Aqui, em Xapuri, o silêncio tem o peso da paz - essa coisa rara que a gente só nota quando ela se demora nos detalhes. Sentado à beira da praça, assisto ao espetáculo discreto da vida: o Rio Xapuri se entrega ao Rio Acre em um abraço de águas que não disputam lugar no mundo. Elas se somam, se dissolvem, tornam-se uma só sem pedir licença nem passaporte. É um encontro de paciência, de quem sabe que o destino é o mar e que a pressa, no fundo, é um erro de cálculo do tempo. O barulho que ouço é o som de um motor de rabeta cansado, o de um pássaro que risca o céu como se escrevesse um verso, ou o som quase mudo da correnteza lambendo a margem.
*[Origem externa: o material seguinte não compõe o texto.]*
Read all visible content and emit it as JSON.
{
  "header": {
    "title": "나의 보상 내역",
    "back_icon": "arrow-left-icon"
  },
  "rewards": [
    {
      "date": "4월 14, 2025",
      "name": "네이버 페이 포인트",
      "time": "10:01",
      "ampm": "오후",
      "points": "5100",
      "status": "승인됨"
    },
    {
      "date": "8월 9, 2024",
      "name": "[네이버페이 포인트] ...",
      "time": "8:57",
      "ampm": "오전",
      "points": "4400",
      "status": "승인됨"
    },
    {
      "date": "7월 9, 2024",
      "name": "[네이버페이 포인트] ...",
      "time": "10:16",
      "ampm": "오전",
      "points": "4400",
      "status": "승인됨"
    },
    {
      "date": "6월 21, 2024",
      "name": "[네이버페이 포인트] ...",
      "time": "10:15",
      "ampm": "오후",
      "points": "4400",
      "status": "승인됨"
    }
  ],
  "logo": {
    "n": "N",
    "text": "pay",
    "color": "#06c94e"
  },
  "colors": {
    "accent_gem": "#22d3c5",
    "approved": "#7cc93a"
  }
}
Mas minha mente não consegue ficar aqui, estática neste banco. Ela insiste em bater asas, atravessa oceanos e se enfia nos vãos das escadarias de Beirute e Teerã.
Enquanto o rio flui, imagino o som que não ouço daqui, mas que sinto na boca do estômago: o som do bombardeio. Não deve ser apenas barulho; deve ser um trovão que não acaba, um estrondo ensurdecedor que sacode as vigas da casa e as vigas da alma. Imagino alguém - um pai, uma criança, um idoso - tentando subir as escadas de um prédio qualquer, degraus que levam ao incerto. Cada passo é uma corrida contra o invisível, onde o céu é o teto de Deus, é um teto de metal.
É uma ironia terrível. Aqui, as águas se abraçam para seguir vivas. Lá, o concreto se abraça com a pólvora para desabar. Eu tenho o privilégio de ver dois rios virando um só; eles, no Líbano ou no Irã, têm o desespero de ver o mundo se partir em mil pedaços, como se o cristal da existência tivesse caído no chão. A paz que me sobra aqui é a que falta lá.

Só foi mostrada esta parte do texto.